Lucas sucked in a surprised breath but recovered quickly. “Has it occurred to you that we’ve only known each other a week? A week, August. Seven days.”

“Ugh, yeah. I don’t like when you say my name either. It sounds like I’m in trouble.”

“See?” Lucas asked.

“We’re getting distracted. What does time have to do with how you feel about me?”

“I shouldn’t love you after seven days,” Lucas said.

“Shouldn’t or don’t?” August asked, holding his breath as Lucas seemed to struggle with the answer.

“Shouldn’t. I shouldn’t love you, but I think I do.
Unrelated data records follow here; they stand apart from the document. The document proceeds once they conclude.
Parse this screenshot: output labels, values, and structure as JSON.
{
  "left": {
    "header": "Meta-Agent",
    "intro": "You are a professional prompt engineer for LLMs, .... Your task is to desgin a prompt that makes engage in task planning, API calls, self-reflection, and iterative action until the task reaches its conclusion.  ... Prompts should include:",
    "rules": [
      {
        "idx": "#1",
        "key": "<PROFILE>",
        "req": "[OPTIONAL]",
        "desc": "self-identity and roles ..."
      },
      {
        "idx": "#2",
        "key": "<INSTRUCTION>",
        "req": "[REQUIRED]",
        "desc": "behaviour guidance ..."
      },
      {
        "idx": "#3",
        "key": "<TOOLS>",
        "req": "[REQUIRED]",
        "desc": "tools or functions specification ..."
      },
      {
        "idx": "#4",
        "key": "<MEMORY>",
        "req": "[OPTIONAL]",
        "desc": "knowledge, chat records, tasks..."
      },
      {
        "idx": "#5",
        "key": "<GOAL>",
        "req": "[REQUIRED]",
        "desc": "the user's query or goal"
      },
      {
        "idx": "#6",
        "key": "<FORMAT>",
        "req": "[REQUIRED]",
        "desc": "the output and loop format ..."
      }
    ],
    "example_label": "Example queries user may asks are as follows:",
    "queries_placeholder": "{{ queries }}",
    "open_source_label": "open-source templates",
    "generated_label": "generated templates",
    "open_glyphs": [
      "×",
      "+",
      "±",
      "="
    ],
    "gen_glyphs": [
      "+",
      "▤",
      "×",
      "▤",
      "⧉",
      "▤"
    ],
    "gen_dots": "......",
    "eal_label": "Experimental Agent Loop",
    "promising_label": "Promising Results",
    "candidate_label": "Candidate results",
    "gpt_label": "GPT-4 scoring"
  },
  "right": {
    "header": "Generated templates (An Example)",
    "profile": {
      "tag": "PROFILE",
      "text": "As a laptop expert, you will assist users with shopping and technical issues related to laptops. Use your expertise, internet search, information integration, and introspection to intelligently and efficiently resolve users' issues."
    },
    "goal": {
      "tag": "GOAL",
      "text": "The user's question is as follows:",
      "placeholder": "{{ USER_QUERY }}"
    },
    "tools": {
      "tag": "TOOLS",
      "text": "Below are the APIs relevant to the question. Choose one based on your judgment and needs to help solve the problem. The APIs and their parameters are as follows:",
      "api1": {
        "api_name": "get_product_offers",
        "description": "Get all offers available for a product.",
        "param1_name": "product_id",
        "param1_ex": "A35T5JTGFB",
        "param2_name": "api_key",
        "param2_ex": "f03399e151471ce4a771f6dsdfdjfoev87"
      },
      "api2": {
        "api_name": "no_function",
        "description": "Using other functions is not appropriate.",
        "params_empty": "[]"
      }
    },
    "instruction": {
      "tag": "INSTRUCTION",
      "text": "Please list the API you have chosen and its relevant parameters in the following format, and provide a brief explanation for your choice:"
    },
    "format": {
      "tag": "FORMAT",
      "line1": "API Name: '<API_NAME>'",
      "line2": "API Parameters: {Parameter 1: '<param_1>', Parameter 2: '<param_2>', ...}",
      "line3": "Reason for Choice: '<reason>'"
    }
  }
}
I know I do. I love you but I shouldn’t,” Lucas said, miserable.

August shook his head. “You’re so hung up on time. It took me seven seconds to figure out you’re it for me. If the passage of time is so important to you, I’ll wait. Even if it takes you seven weeks or seven months or seven years, but don’t let time be the only reason to keep us from doing what we both want. We don’t have to explain ourselves to anybody.”

He could see Lucas’s resistance crumbling. “You know the rumor mill at work is already churning overtime.”

“Then let’s give them something to talk about,” August countered. “Move in with me. I want to wake up next to you every morning and go to bed with you every night.”

Lucas smirked. “You say that now. But you haven’t seen me watching Star Trek in my underwear with Cheetos dust on my fingers.”

A slow smile spread across August’s face. “You paint a vivid picture, umnishka. But I’m willing to risk it.”

Lucas pressed a long chaste kiss to August’s lips. “Then take me home. I want a shower. Oh, and that cheesecake you bought. It really was one of the best things I ever put in my mouth. Can we get that cheesecake on the way home? Please?”

“We should probably grab dinner, too.”

“No. I demand a shower, sex, and cheesecake, the order of which is to be determined when we get home.”

“Say it again.”

“Shower. Sex. Cheesecake?” Lucas asked.

“No, home,” August prompted.

Lucas smiled softly. “You are the world’s most sentimental psychopath. Now, take me home.”